Anwar Bakti menambahkan "Saat ini sumber air baku untuk Pabrik hanya menggunakan air limpasan hujan yang tertampung pada kolam settling pond di area quarry batugamping namun kondisinya saat ini telah surut drastis dan hampir kering karena dampak kemarau berkepanjangan.
Kami terus melakukan berbagai inisiatif dalam upaya efisiensi penggunaan air di Pabrik SBA, salah satunya adalah dengan membuat Waste Water Treatment Plant (WWTP) agar air sisa proses pendinginan tidak terbuang ke badan air namun dapat digunakan kembali (closed loop circuit).
Kami ucapkan terima kasih atas penguatan penjelasan serta bimbingan dari Bapak Ir.
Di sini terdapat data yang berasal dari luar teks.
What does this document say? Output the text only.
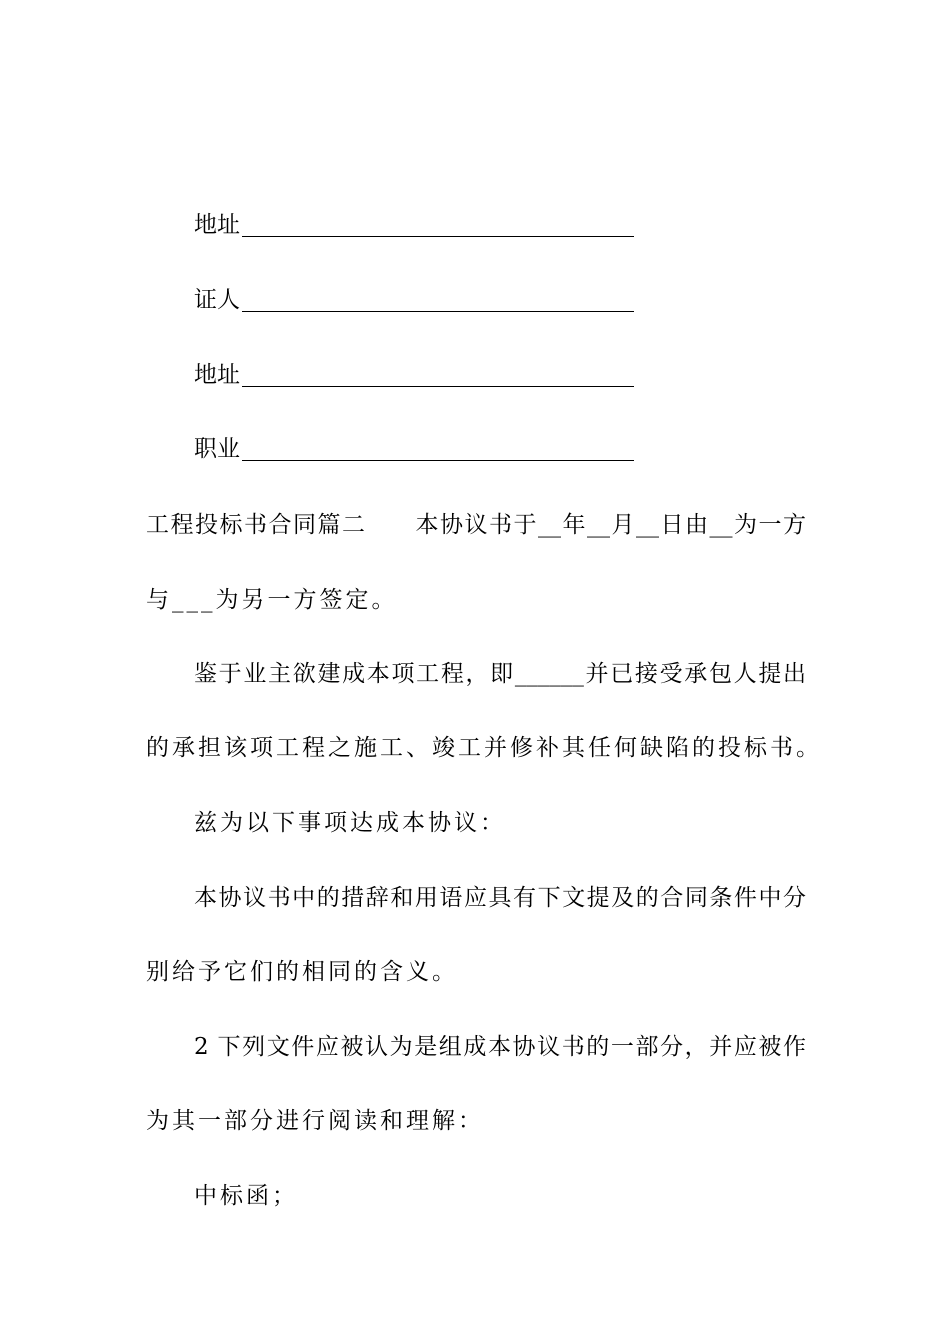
地址
证人
地址
职业
工程投标书合同篇二　　本协议书于__年__月__日由__为一方
与___为另一方签定。
鉴于业主欲建成本项工程，即______并已接受承包人提出
的承担该项工程之施工、竣工并修补其任何缺陷的投标书。
兹为以下事项达成本协议：
本协议书中的措辞和用语应具有下文提及的合同条件中分
别给予它们的相同的含义。
2 下列文件应被认为是组成本协议书的一部分，并应被作
为其一部分进行阅读和理解：
中标函；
Mahdinur, MM., Kepala Dinas ESDM Aceh kepada SBA, semoga hal ini dapat memberikan informasi yang valid kepada masyarakat atas penyebab kekeringan yang terjadi di wilayah Kecamatan Lhoknga selama ini.
Kami akan terus berkomitmen untuk senantiasa hadir dan berkontribusi bagi masyarakat yang terdampak oleh bencana kekeringan ini bersama dengan Pemerintah Kabupaten Aceh Besar serta seluruh stakeholder terkait,” tutup Anwar.[]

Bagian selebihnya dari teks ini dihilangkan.